The mayor also hinted that the Local 7 rejection would mean more layoffs.
"We will soon have fewer workers than we had a year ago, due to a few union leaders, who refuse to recognize the grave economic conditions we are confronted by," he said.
The agreement would have frozen salaries for two years and increased pay 2 percent in the third year. The city's proposal asked Local 7 members to pay a monthly medical co-payment of $25 for single members, $40 for a single plus one person, and $55 for a family.
The previous no vote on Dec. 17 gave the union leaders the authorization to issue a 10-day strike notice, Mr. Czerniak said, but they did not. He said the union members were willing to make concessions but wanted guarantees there would be no more layoffs.
Before the votes were counted yesterday, Robert Reinbolt, Mayor Finkbeiner's chief of staff, was confident the contract would be ratified.

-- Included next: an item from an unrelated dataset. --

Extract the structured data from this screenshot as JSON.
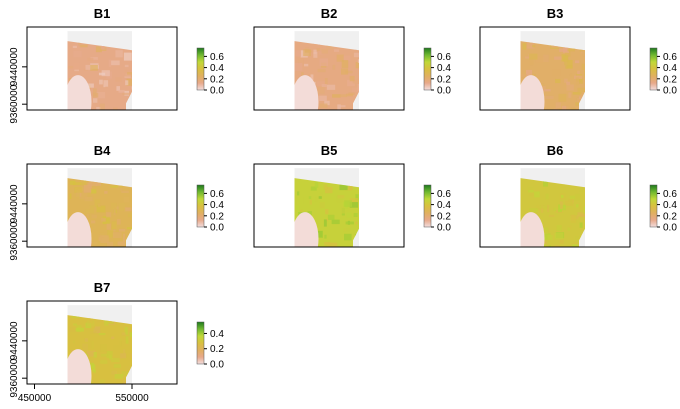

Mr. Reinbolt said the 2009 proposed budget does not allow for employee pay raises. The city had to slash $21 million in spending for 2009 - putting some basic services on the chopping block and canceling plans to hire new police officers and firefighters.
He said the city would expect the same concessions from its other unions.
Dan Wagner, president of the Toledo Police Patrolman's Association, said he would not have endorsed the Local 7 contract offer.
The patrolman's union has been in negotiations with the city since its contract expired Dec. 31.
"We have had very limited discussions," Mr. Wagner said. "I have been trying since May of '08 to get the city to sit down with us and just recently they have sat down with us."
He declined to discuss his negotiations with the city.